The economics are clear:

First, the top 1 percent spends a much smaller proportion of their income than everyone else, so there’s very little economic stimulus at these lofty heights.

On the other hand, giving the top 1 percent a two-year extension would cost the Treasury $130 billion over two years, thereby blowing a giant hole in efforts to get the deficit under control.

Alternatively, $130 billion would be enough to rehire every teacher, firefighter, and police officer laid off over the last two years and save the jobs of all of them now on the chopping block. Not only are these people critical to our security and the future of our children but, unlike the top 1 percent, they could be expected to spend all of their earnings and thereby stimulate the economy.

Conservative supply-siders who argue the top 1 percent will stop working as hard if they have to return to the 39 percent marginal rate of the Clinton years must be smoking something (probably an expensive grade).

The incomes of the top are already soaring (Wall Street is reading a 5% boost in bonuses, executive salaries and perks are back on the trajectory they were on before the collapse, and the stock market is booming), so it’s hard to argue much hardship.

Besides, only earnings over $500,000 would be affected because — remember — we’re talking about the marginal tax rate.

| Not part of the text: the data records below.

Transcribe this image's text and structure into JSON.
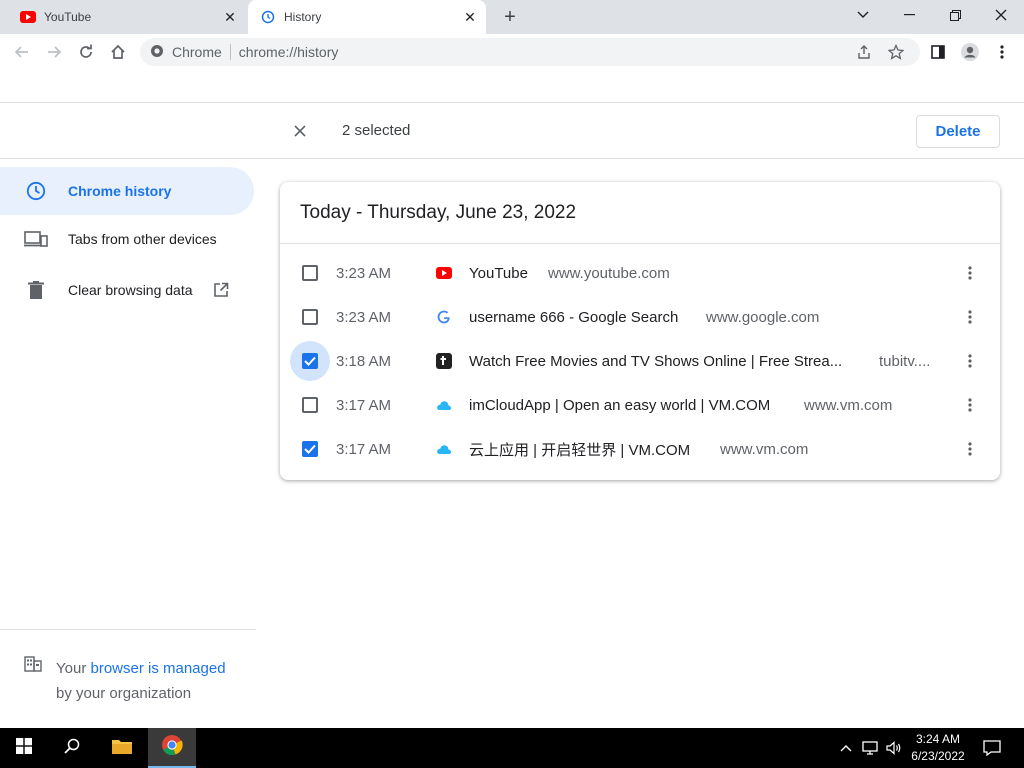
{
  "browser": {
    "tabs": [
      {
        "title": "YouTube",
        "icon": "youtube-icon",
        "active": false
      },
      {
        "title": "History",
        "icon": "history-icon",
        "active": true
      }
    ],
    "address": {
      "chip_label": "Chrome",
      "url": "chrome://history"
    }
  },
  "selection": {
    "count_text": "2 selected",
    "delete_label": "Delete"
  },
  "sidebar": {
    "items": [
      {
        "label": "Chrome history",
        "icon": "clock-icon",
        "active": true
      },
      {
        "label": "Tabs from other devices",
        "icon": "devices-icon",
        "active": false
      },
      {
        "label": "Clear browsing data",
        "icon": "trash-icon",
        "active": false
      }
    ],
    "managed": {
      "prefix": "Your ",
      "link": "browser is managed",
      "suffix": "by your organization"
    }
  },
  "history": {
    "date_header": "Today - Thursday, June 23, 2022",
    "entries": [
      {
        "time": "3:23 AM",
        "title": "YouTube",
        "domain": "www.youtube.com",
        "icon": "youtube-icon",
        "checked": false
      },
      {
        "time": "3:23 AM",
        "title": "username 666 - Google Search",
        "domain": "www.google.com",
        "icon": "google-icon",
        "checked": false
      },
      {
        "time": "3:18 AM",
        "title": "Watch Free Movies and TV Shows Online | Free Strea...",
        "domain": "tubitv....",
        "icon": "tubi-icon",
        "checked": true
      },
      {
        "time": "3:17 AM",
        "title": "imCloudApp | Open an easy world | VM.COM",
        "domain": "www.vm.com",
        "icon": "cloud-icon",
        "checked": false
      },
      {
        "time": "3:17 AM",
        "title": "云上应用 | 开启轻世界 | VM.COM",
        "domain": "www.vm.com",
        "icon": "cloud-icon",
        "checked": true
      }
    ]
  },
  "taskbar": {
    "time": "3:24 AM",
    "date": "6/23/2022"
  },
  "colors": {
    "accent": "#1a73e8",
    "youtube_red": "#ff0000",
    "sidebar_active_bg": "#e8f0fe"
  }
}
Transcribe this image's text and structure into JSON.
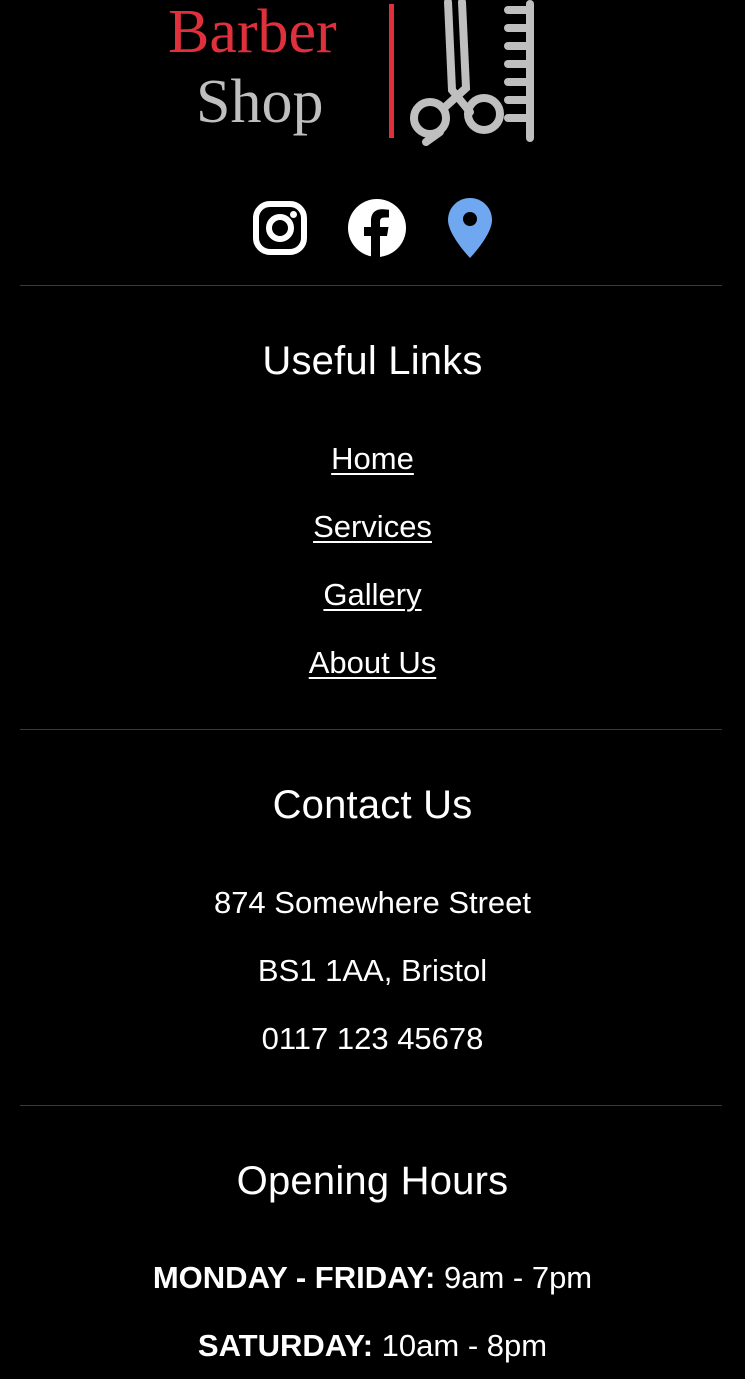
{
  "logo": {
    "word1": "Barber",
    "word2": "Shop",
    "word1_color": "#e0303c",
    "word2_color": "#bfbfbf",
    "divider_color": "#e0303c",
    "icon": "scissors-comb-icon"
  },
  "social": [
    {
      "name": "instagram-icon",
      "color": "#ffffff"
    },
    {
      "name": "facebook-icon",
      "color": "#ffffff"
    },
    {
      "name": "map-pin-icon",
      "color": "#6fa8f0"
    }
  ],
  "useful_links": {
    "title": "Useful Links",
    "links": [
      "Home",
      "Services",
      "Gallery",
      "About Us"
    ]
  },
  "contact": {
    "title": "Contact Us",
    "address_line1": "874 Somewhere Street",
    "address_line2": "BS1 1AA, Bristol",
    "phone": "0117 123 45678"
  },
  "hours": {
    "title": "Opening Hours",
    "rows": [
      {
        "days": "MONDAY - FRIDAY:",
        "time": "9am - 7pm"
      },
      {
        "days": "SATURDAY:",
        "time": "10am - 8pm"
      }
    ]
  }
}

In addition, the Clinton years weren’t exactly bad years, economically, for the top 1 percent.

Finally, the Bush tax cuts didn’t trickle down anyway. To the contrary, between 2001 and 2007, the median wage dropped. And Bush’s record on jobs was pitiful.

The politics are even clearer. Over the next two years, Obama must clarify for the nation whose side he’s on and whose side his Republican opponents are on. What better issue to begin with than this one?

The top 1 percent now takes in almost a quarter of all national income (up from 9 percent in the late 1970s), and its political power is evident in everything from hedge-fund and private-equity fund managers who can treat their incomes as capital gains (subject to a 15 percent tax) to multi-million dollar home interest deductions on executive mansions. 

If the President can’t or won’t take a stand now — when he still has a chance to prevail in the upcoming lame-duck Congress — when will he ever?